Why Boris’s zero-emission long-haul British aircraft is just pie in the sky
The prime minister’s call for Jet Zero on Tuesday may owe more to his fondness for a punchy slogan than any realistic view of how UK aviation might develop in the next 30 years. His wish for the UK to build long-haul zero- emissions plane may never be achieved. It is just not credible. Short-range electric flight is, for the very smallest planes, already a reality. Multiple firms, including UK start-ups, are working on zero-emission eVtols – electric vertical take-off and landing craft, or flying taxis – for domestic inter-city travel, carrying just a handful of passengers. Battery weight and range means that manufacturers currently view larger electric planes as feasible only for short-haul flights – and even then the focus is largely on hybrid-electric, with jet fuel needed for take-off. The big UK contribution to this vision, a Rolls-Royce-Airbus collaboration called the E-Fan X, was dropped in April. Meanwhile, work continues at Cranfield university and elsewhere, trying to convince sceptics that hydrogen could eventually be a viable fuel for passenger jets, produced using surplus (?) renewably-generated electricity. Or combined to produce an "electro-fuel" - but that still emits CO2 when burned in a plane engine.

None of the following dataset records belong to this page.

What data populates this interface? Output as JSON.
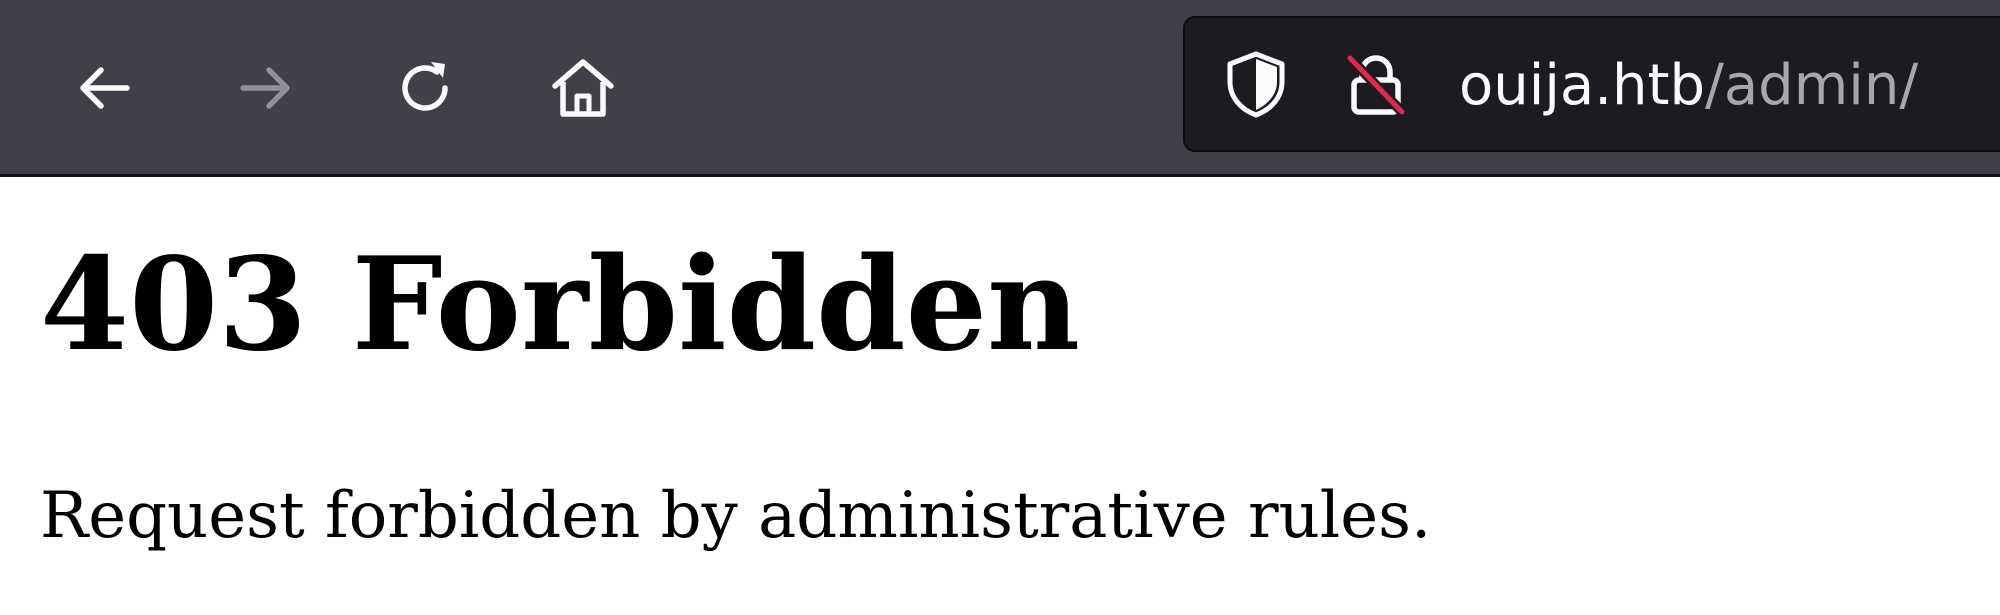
{
  "browser": {
    "nav": {
      "back_icon": "arrow-left-icon",
      "forward_icon": "arrow-right-icon",
      "forward_enabled": false,
      "reload_icon": "reload-icon",
      "home_icon": "home-icon"
    },
    "urlbar": {
      "host": "ouija.htb",
      "path": "/admin/",
      "shield_icon": "shield-icon",
      "lock_icon": "insecure-lock-icon"
    },
    "colors": {
      "toolbar_bg": "#3f4048",
      "urlbar_bg": "#1c1b22",
      "icon": "#fbfbfe",
      "icon_disabled": "#8f8f9d",
      "insecure_strike": "#e22850"
    }
  },
  "page": {
    "title": "403 Forbidden",
    "message": "Request forbidden by administrative rules."
  }
}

EasyJet plans to close bases at Stansted, Newcastle and Southend – and cut staff by as much as 4,500
EasyJet says it has begun consultations on plans to close its bases at Stansted, Southend and Newcastle airports, though it will keep routes using those airports. It will no longer keep planes there, or base crew there. EasyJet may also be cutting its number of employees by up to a third, about 4,500 out of 15,000 overall. About 1,300 cabin crew could lose their jobs, and also 727 pilots (which is about a third of the total). The Unite union said "There is no need for this announcement at this time, especially since Easyjet has taken a multi-million pound government loan which it ought to be putting to use defending UK jobs." But there is little demand for flying at present, and no certainty about Covid in the coming months. Easyjet currently has 11 bases in the UK, with 163 aircraft, serving 546 routes. There are 7 aircraft based at Stansted, with 335 crew. At Southend, there are 4 aircraft and 183 crew; and at Newcastle there are 3 planes and 157 crew. The job cut proposals are not limited to the bases that may close. EasyJet does not expect 2019 levels of demand to be reached again until 2023.